Results: Mean follow-up time was 23.0 +/- 6.7 months (median 24.3 months). The two treatment groups were well matched at baseline. Pharmacological interventions recommended by the protocol were widely prescribed (antiplatelet agents > 90%, beta-blockers 42.7%, and ACE-inhibitors 40.2%). Mainly because of the on-course modification of the study protocol, 402/2133 (18.8%) patients in the control group started a cholesterol-lowering treatment during follow-up. Conversely, 296/2138 (13.8%) patients permanently stopped taking their tablets. Side effects, however, were the reason for discontinuing therapy in 57 (2.7%) patients in the pravastatin group, and patient reluctance to continue accounted for most of the remainder. After excluding control patients who had started a cholesterol-lowering treatment during follow-up, the following changes of median lipid concentrations in the control group over the whole course were observed: total cholesterol -1.9%; LDL cholesterol -2.9%; triglycerides -2.0%; HDL cholesterol +1.4%. The analysis carried out excluding patients randomized to pravastatin treatment and actually not assuming the drug clearly indicated the cholesterol-lowering efficacy of low-dose pravastatin (total cholesterol -12.5%; LDL cholesterol -18.8%; triglycerides -7.9%; HDL cholesterol +3.4%). During the study 256 (6.0%) patients either died or had a non-fatal stroke or a myocardial infarction, 136 (6.4%) in the control group and 120 (5.6%) in the pravastatin group (relative risk 0.90, 95% confidence interval 0.71-1.15, p = 0.41); 160 patients died, 88 (4.1%) in the control group and 72 (3.4%) in the pravastatin group (relative risk 0.84, 94% confidence interval 0.61-1.14, p = 0.26). The few (n = 28) non-cardiovascular deaths were balanced: 16 (0.8%) in the control group and 15 (0.6%) in the pravastatin group. The reduction of cardiovascular events was more evident in the by-treatment analysis, with coronary heart disease deaths being significantly decreased (relative risk 0.60, 95% confidence interval 0.38-0.96, p = 0.04). The overall frequency of adverse events was similar in the two groups. No significant difference between treatment groups was found for total cases of cancer or at any particular site.

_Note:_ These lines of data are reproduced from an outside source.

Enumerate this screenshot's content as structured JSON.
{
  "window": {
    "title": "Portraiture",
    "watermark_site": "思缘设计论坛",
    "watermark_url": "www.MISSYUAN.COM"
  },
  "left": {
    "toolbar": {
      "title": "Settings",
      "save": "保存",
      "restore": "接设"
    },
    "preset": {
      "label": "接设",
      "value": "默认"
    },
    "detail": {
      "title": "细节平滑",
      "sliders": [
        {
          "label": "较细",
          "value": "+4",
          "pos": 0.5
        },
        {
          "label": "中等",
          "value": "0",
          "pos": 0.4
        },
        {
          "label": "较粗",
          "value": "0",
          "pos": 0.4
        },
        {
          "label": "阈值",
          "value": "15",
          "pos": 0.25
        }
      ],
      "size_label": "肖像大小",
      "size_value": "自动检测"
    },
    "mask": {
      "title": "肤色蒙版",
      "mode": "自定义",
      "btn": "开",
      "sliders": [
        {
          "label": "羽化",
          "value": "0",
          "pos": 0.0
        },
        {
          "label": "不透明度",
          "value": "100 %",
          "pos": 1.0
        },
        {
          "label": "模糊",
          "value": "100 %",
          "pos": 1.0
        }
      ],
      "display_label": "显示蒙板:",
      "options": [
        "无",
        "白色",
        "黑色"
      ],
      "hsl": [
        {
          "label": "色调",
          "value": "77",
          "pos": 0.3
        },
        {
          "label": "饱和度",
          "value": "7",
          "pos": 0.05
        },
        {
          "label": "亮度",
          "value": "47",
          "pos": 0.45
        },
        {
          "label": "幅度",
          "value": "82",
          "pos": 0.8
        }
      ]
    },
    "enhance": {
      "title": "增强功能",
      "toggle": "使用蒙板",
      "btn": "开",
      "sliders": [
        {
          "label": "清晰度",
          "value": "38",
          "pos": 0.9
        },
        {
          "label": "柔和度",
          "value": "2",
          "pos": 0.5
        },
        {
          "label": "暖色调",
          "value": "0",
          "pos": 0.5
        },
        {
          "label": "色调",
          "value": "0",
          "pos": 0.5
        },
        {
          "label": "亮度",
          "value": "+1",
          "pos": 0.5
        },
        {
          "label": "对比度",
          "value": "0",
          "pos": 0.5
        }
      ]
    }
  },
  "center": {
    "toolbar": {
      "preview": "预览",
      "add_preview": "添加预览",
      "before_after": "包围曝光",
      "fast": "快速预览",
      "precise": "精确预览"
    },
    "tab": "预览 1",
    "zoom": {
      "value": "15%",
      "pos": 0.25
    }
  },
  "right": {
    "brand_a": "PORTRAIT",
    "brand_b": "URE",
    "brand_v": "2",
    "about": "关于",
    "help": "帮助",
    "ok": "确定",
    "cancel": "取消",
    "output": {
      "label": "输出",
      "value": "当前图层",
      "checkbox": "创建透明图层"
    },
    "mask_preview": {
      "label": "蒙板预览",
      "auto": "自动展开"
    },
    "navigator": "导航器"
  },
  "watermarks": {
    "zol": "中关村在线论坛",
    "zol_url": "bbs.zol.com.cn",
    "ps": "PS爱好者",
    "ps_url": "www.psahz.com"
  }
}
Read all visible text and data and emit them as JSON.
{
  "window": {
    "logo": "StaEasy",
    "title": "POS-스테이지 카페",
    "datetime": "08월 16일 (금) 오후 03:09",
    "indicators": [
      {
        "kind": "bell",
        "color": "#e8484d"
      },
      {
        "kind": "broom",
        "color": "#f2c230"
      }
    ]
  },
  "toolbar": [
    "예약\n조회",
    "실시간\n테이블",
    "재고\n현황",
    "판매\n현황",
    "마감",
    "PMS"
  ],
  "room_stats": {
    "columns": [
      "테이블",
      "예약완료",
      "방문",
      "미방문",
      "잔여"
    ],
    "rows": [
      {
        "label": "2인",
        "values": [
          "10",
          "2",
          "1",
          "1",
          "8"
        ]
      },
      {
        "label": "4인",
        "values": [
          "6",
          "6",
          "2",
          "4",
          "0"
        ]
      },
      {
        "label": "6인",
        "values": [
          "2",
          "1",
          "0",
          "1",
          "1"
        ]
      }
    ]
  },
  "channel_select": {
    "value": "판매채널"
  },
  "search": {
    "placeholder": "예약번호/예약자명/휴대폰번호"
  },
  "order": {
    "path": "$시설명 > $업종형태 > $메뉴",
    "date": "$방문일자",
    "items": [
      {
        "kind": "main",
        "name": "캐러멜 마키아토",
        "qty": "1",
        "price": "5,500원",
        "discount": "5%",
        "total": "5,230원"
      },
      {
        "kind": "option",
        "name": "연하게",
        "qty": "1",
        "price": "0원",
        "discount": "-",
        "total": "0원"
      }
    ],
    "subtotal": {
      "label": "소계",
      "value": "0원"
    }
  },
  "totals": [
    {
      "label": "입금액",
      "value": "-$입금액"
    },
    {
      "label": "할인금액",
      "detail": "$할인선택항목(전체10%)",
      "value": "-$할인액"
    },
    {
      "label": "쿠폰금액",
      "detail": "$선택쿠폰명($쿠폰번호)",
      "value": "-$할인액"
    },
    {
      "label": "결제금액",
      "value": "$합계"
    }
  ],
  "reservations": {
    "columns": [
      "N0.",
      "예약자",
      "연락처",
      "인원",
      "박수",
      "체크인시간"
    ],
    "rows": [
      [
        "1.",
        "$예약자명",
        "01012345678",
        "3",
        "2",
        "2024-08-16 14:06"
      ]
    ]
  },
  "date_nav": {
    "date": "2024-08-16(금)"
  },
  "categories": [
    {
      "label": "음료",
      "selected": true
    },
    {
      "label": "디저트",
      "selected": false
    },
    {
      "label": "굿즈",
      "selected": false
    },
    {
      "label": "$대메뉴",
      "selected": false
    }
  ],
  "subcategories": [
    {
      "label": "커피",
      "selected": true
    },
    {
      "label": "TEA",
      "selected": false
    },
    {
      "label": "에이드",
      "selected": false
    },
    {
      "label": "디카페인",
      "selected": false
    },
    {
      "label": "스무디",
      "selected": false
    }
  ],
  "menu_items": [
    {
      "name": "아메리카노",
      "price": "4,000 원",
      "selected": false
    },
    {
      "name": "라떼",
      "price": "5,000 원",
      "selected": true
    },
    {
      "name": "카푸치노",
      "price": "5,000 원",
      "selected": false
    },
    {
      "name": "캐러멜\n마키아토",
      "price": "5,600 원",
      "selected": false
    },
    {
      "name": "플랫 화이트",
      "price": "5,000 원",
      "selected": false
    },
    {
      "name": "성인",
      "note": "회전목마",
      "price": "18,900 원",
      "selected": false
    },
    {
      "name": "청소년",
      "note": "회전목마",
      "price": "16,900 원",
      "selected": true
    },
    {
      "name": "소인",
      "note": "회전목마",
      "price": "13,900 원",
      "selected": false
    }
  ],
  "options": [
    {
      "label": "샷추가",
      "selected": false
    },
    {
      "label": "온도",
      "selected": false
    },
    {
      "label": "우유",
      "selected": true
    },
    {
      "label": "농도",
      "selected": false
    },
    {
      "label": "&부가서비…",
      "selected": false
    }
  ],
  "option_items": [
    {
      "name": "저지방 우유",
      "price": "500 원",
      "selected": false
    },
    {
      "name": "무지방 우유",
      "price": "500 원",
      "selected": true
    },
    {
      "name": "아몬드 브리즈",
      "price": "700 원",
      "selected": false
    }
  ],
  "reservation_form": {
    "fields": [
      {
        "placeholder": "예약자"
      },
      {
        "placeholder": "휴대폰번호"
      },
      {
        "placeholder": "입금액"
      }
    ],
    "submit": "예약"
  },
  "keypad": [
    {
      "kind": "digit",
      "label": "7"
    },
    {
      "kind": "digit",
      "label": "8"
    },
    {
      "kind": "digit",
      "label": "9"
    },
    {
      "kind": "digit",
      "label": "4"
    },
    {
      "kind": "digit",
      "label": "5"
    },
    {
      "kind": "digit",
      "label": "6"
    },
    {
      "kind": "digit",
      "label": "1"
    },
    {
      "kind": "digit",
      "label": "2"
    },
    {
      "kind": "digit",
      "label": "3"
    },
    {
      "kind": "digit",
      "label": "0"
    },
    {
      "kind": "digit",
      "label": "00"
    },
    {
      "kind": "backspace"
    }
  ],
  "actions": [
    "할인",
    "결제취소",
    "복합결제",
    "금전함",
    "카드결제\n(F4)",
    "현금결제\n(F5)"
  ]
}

Conclusions: Despite the decreased statistical power due to its premature stopping, the results of the GISSI-P suggest that a low-dose treatment with pravastatin (20 mg daily) is effective in reducing blood lipids, and underline the importance of long-term compliance with treatments in the search for a maximal effective dosage. Furthermore, the effects of a statin on total and coronary mortality quantified for the first time in a population exposed to Mediterranean dietary and lifestyle habits are markedly consistent with those obtained in different settings.